学生らの民主化運動を武力で弾圧した天安門事件から2009年6月4日で満20年となる。民主化運動の再燃を恐れる中国政府は5月からメディア統制を一段と強化した。香港メディアなどの報道によると,活字メディア関係では,広東省政府の新聞・出版を管理する部局が22日,緊急の会議を開き,各メディアに対して政治的に敏感な話題を避けることや,否定的なニュースを扱わないことなどを指示した。比較的自由度が高いとされるインターネットも統制が強化され,グーグルのブログサービスが5月中旬から閲覧不能となった。また四川大地震の際に手抜き工事で死亡した人の数を調べようと今年に入ってからブログで呼びかけたアーチストの艾未未氏のブログは3つとも28日に閲覧不能になった。放送関係では,国家ラジオ映画テレビ総局が5月4日,各放送局に対して,過去にスキャンダルや違法行為があった者を番組のゲストに呼ぶことを禁止したのをはじめ,10日には武漢テレビに対し,視聴者参加型の歌謡コンテスト番組について,親戚や友人が抱き合って叫ぶ場面があり低俗だとして放送を禁止した。

このほか,最近起きた具体的な事案に対する指示・命令も頻発している。湖北省では5月上旬,足裏療法師の女性がホテルの宿泊客だった3人の役人から性行為を強要されそうになったため,このうち2人をナイフで刺し,1人が死亡,1人が大怪我をした事件があったが,事件が報道されるとネット上で女性を擁護する意見が沸騰した。政府当局はこの事件についてメディアが報道しないよう指示をだしたが,その背景には,天安門事件20年を間近にした時期に腐敗官僚への批判が噴出すれば,体制批判に移行しかねないことを懸念したものと見られている。また天安門事件で失脚した趙紫陽元総書記の肉声付きの回顧録が5月中旬に香港で出版された際にも,中国国内では関連のニュースは一切報道されなかったが,華僑など海外向けの通信社である政府系の中国新聞社が配信した反論の記事が,香港の中国系の新聞に掲載された。これは中国本土では趙紫陽氏関連の情報を封鎖している一方で,その外にある香港を含む海外では情報が広く流通していることから,中国政府として海外向けに天安門事件の民主化運動弾圧や趙紫陽氏への処分を正当化しようとしたものと見られている。

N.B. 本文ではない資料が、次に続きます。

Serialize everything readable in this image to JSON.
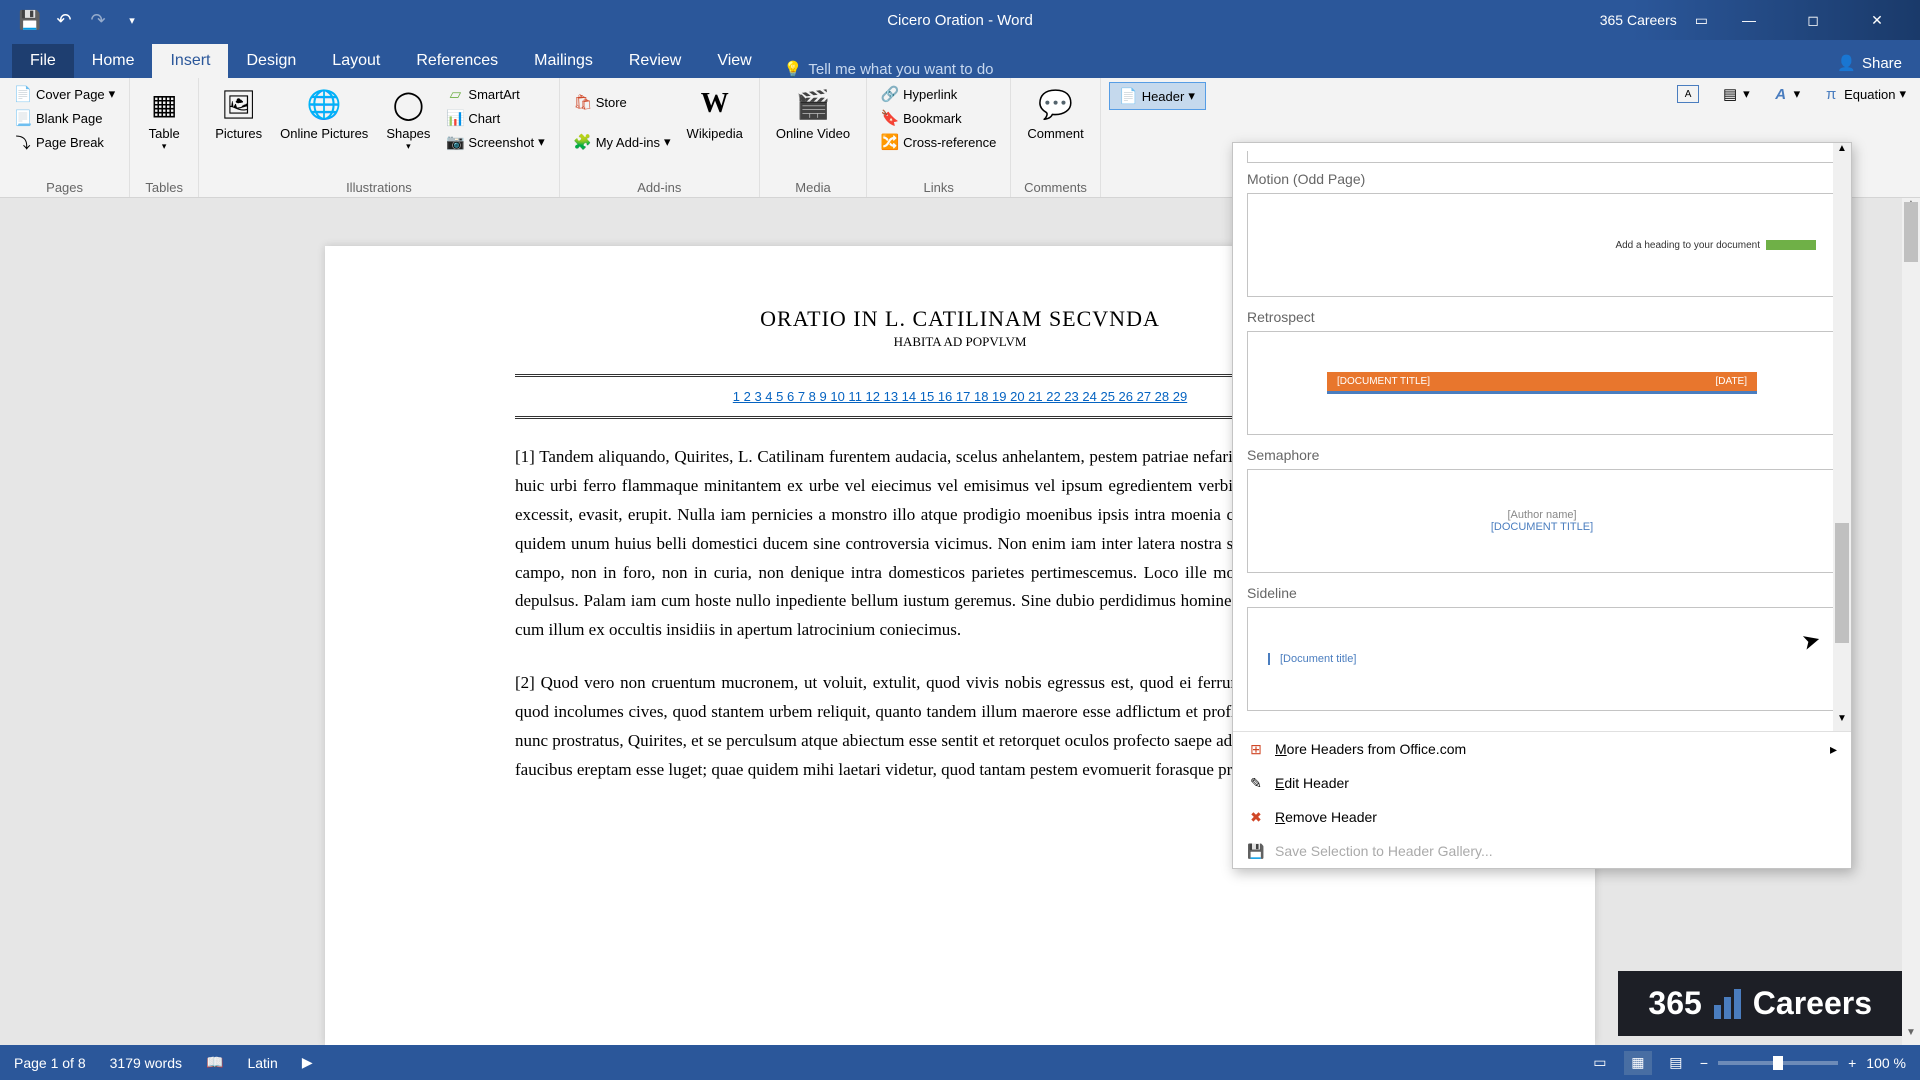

天安門事件のあった6月4日の前後は例年メディア統制が強化されていたが,今年は純粋に政治的な問題に限らず,芸能番組や殺人事件といった幅広いテーマについて投網をかけるように一律禁止の措置を取っているのが目立っている。しかも今年は,例年比較的報道の自由を謳歌してきた香港のメディアでさえ,自主規制の色を濃くしている。中立系とされるサウスチャイナ・モーニング・ポスト系の雑誌『エスクワイア』では,民主化運動の学生リーダーだった柴玲氏の演説を掲載した「6.4特集」号のうち十数ページが最終段階でオーナーの指示により削除された。こうした状況に対し,言論の自由のために活動する海外のメディア団体は危機感を強めている。「国境なき記者団」は6月2日,中国政府に対し,20年前の民主化運動に参加したことやその後民主化運動に言及したことが原因で現在も拘束されているジャーナリストの釈放や,事件に関する報道の自由を要求した。